On Wednesday, the administration released the logo of the Northeast China Tiger and Leopard National Park, China's first national park under the direct management of the central government.
The park was inaugurated in August and covers more than 1.46 million hectares. About 71 percent of the area is in Jilin province and the rest in adjacent Heilongjiang province.
The logo, which was designed by an art professor at the Central Academy of Fine Arts in Beijing, combines images of a Siberian tiger and Amur leopard with Chinese elements.
Zhao Li, head of the Northeast China Tiger and Leopard National Park Administration, said the park aims to create a stable habitat for wild Siberian tigers and Amur leopards.
Siberian tigers-with a population of fewer than 500-are one of the world's most endangered species. Wild Siberian tigers predominantly live in Northeast China and Russia's Far East.
The Amur leopard was put under top national protection in 1983, with only about 50 of the animals living in the wild along the Sino-Russian border.

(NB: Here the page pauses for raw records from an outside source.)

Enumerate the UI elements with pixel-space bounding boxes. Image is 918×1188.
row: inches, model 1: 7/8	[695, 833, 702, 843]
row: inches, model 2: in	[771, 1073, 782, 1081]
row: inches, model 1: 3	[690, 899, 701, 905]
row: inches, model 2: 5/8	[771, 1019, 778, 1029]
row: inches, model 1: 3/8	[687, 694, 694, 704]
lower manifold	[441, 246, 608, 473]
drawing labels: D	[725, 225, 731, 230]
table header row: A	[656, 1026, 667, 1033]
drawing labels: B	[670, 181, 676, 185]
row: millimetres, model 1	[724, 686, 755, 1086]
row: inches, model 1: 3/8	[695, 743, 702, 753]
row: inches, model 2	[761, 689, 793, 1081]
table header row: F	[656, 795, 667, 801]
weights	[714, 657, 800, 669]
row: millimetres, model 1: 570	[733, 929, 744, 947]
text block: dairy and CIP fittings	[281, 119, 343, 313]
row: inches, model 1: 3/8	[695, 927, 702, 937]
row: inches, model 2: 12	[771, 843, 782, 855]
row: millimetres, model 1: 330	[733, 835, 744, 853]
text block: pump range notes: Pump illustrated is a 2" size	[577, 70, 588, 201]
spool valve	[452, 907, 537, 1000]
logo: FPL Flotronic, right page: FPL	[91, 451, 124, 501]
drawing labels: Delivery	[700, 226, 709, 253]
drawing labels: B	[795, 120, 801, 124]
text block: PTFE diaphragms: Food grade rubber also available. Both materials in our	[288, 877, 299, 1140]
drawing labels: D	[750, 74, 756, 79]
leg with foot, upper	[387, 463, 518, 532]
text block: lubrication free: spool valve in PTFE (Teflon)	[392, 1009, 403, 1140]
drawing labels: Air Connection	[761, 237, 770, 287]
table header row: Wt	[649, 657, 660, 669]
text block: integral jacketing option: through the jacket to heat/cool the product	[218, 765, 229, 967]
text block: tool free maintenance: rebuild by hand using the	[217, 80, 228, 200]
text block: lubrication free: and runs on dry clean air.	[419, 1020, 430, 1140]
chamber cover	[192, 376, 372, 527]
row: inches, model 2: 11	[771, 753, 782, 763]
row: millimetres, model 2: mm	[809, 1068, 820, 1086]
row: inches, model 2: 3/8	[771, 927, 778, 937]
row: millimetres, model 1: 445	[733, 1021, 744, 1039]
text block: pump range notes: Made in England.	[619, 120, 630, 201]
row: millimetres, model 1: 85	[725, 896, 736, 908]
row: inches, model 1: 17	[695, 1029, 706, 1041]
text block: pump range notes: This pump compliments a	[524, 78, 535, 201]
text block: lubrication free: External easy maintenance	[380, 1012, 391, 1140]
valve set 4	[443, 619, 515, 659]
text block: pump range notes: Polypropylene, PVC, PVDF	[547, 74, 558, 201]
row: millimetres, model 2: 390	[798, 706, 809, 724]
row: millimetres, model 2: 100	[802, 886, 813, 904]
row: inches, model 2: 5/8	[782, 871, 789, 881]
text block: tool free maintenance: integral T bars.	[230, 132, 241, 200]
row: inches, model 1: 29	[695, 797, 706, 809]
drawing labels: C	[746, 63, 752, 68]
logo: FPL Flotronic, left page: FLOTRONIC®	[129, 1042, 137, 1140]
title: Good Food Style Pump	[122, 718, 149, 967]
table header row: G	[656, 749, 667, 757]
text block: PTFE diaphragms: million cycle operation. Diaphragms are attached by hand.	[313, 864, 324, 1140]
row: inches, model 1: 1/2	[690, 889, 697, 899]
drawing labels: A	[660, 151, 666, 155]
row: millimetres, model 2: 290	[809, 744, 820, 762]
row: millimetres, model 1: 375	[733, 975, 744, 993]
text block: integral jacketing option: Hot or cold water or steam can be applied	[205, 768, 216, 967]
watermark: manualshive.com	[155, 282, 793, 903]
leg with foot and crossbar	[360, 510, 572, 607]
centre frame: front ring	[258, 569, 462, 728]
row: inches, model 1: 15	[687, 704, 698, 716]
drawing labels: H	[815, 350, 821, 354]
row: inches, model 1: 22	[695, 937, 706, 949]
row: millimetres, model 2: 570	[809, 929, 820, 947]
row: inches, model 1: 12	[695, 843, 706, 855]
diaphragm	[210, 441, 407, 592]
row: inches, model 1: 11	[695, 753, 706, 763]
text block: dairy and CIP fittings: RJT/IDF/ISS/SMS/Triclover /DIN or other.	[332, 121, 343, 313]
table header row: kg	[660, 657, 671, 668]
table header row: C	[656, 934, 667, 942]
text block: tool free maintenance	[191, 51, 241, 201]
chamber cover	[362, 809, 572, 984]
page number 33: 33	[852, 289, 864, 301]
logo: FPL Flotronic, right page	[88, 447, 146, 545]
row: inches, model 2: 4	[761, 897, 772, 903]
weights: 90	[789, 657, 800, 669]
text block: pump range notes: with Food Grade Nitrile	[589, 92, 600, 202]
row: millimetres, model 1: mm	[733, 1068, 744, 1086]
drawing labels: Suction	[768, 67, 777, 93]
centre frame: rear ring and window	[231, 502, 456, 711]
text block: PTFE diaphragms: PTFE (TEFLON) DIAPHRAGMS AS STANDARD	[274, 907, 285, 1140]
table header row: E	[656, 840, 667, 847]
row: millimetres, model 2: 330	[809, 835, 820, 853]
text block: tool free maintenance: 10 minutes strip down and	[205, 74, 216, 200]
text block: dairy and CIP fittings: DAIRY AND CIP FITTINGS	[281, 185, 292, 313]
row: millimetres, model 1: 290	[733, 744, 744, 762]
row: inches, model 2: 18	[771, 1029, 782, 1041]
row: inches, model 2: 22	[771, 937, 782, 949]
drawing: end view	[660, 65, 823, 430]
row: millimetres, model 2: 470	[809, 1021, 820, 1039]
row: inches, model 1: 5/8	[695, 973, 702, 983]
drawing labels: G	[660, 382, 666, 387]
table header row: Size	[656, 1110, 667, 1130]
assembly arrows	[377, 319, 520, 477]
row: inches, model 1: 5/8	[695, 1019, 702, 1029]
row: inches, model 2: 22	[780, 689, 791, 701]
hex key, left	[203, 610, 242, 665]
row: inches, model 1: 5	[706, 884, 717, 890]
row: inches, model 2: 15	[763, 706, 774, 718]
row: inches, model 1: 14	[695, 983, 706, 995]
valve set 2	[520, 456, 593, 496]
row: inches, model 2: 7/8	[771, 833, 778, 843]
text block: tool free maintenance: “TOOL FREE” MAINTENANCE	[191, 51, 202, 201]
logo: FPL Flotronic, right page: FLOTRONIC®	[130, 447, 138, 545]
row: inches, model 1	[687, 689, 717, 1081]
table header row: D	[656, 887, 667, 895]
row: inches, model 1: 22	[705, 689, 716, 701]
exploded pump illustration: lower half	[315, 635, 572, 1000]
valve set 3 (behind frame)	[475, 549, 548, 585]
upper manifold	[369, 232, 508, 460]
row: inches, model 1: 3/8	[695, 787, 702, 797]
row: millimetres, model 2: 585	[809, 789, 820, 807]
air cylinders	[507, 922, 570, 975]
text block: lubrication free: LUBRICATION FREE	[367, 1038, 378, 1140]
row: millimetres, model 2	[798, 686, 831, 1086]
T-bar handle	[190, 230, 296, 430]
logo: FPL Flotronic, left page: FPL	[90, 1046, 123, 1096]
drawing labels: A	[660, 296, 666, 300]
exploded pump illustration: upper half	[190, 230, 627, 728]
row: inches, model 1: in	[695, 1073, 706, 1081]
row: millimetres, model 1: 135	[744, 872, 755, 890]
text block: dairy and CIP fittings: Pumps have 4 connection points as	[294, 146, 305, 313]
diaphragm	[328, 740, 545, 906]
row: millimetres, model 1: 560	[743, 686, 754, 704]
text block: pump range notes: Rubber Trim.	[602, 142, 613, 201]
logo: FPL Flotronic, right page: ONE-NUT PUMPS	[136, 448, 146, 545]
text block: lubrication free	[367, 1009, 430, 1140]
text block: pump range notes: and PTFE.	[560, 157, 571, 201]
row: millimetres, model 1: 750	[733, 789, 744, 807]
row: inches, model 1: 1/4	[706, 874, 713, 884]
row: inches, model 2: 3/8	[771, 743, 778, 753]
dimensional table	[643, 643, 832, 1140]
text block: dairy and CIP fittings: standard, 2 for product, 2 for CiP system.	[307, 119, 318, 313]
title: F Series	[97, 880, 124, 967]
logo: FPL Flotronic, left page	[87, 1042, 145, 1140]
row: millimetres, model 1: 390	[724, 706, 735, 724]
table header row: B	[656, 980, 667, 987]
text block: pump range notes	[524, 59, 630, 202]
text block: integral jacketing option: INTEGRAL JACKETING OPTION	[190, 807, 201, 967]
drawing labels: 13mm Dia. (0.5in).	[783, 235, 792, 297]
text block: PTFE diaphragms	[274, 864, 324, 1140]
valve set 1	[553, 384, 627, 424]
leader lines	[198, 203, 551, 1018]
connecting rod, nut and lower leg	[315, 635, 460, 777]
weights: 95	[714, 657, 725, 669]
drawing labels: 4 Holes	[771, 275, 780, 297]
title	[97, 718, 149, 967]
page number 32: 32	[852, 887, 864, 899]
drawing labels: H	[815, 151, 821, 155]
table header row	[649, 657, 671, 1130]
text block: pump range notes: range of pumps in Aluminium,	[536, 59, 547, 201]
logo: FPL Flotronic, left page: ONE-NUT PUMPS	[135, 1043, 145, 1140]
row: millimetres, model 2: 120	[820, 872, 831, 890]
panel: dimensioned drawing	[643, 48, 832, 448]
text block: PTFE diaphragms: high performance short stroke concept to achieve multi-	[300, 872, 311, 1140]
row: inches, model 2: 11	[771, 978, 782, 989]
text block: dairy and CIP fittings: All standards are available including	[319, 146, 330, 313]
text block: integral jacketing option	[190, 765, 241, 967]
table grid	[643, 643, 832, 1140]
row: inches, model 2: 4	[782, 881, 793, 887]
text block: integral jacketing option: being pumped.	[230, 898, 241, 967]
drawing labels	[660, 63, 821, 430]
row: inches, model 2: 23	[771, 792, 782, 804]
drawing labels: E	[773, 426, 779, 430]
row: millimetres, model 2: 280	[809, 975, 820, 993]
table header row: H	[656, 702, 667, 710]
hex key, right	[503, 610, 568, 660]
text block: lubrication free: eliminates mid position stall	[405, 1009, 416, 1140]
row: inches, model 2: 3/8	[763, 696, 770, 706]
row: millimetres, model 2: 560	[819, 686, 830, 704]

"In the past year, no record of conflict between humans and Siberian tigers or Amur leopards was reported. And their major source of food-cloven-hoofed animals such as deer-has seen a steady increase," he said.
Zhao said the exact population increases of Siberian tigers and Amur leopards in the national park are still being studied.
Construction of the Northeast China Tiger and Leopard National Park is scheduled for completion in 2020.